The fcvt() function shall be equivalent to ecvt(), except that ndigit specifies the number of digits desired after the radix character. The total number of digits in the result string is restricted to an unspecified limit as determined by the precision of a double.
The gcvt() function shall convert value to a null-terminated string (similar to that of the %g conversion specification format of printf()) in the array pointed to by buf and shall return buf. It shall produce ndigit significant digits (limited to an unspecified value determined by the precision of a double) in the %f conversion specification format of printf() if possible, or the %e conversion specification format of printf() (scientific notation) otherwise. A minus sign shall be included in the returned string if value is less than 0. A radix character shall be included in the returned string if value is not a whole number. Trailing zeros shall be suppressed where value is not a whole number. The radix character is determined by the current locale. If setlocale() has not been called successfully, the default locale, POSIX, is used. The default locale specifies a period ( '.' ) as the radix character. The LC_NUMERIC category determines the value of the radix character within the current locale.

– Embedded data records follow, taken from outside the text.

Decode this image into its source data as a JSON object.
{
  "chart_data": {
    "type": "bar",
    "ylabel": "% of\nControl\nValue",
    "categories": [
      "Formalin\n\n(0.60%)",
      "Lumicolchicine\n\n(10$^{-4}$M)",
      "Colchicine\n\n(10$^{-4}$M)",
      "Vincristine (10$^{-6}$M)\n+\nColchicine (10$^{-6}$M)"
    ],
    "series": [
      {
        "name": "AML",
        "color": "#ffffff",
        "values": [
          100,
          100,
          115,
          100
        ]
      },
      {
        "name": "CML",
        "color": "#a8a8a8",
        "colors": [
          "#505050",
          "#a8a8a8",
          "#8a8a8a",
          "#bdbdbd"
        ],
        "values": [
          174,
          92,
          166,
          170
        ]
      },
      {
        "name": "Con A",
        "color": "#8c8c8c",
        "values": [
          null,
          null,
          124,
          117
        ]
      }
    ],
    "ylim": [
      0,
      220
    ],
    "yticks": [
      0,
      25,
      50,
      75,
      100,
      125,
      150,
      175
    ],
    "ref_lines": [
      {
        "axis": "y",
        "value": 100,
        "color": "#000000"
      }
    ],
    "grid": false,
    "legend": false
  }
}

These functions need not be reentrant. A function that is not required to be reentrant is not required to be thread-safe.
The ecvt() and fcvt() functions shall return a pointer to a null-terminated string of digits.
The gcvt() function shall return buf.
The return values from ecvt() and fcvt() may point to static data which may be overwritten by subsequent calls to these functions.
No errors are defined.
The sprintf() function is preferred over this function.
These functions may be withdrawn in a future version.
printf(), setlocale(), the Base Definitions volume of IEEE Std 1003.1-2001, <stdlib.h>
First released in Issue 4, Version 2.
Moved from X/OPEN UNIX extension to BASE.
Normative text previously in the APPLICATION USAGE section is moved to the DESCRIPTION.
A note indicating that these functions need not be reentrant is added to the DESCRIPTION.
In the DESCRIPTION, the note about reentrancy is expanded to cover thread-safety.
This function is marked LEGACY.
The restrict keyword is added to the ecvt() and fcvt() prototypes for alignment with the ISO/IEC 9899:1999 standard.
The DESCRIPTION is updated to explicitly use "conversion specification" to describe %g, %f, and %e.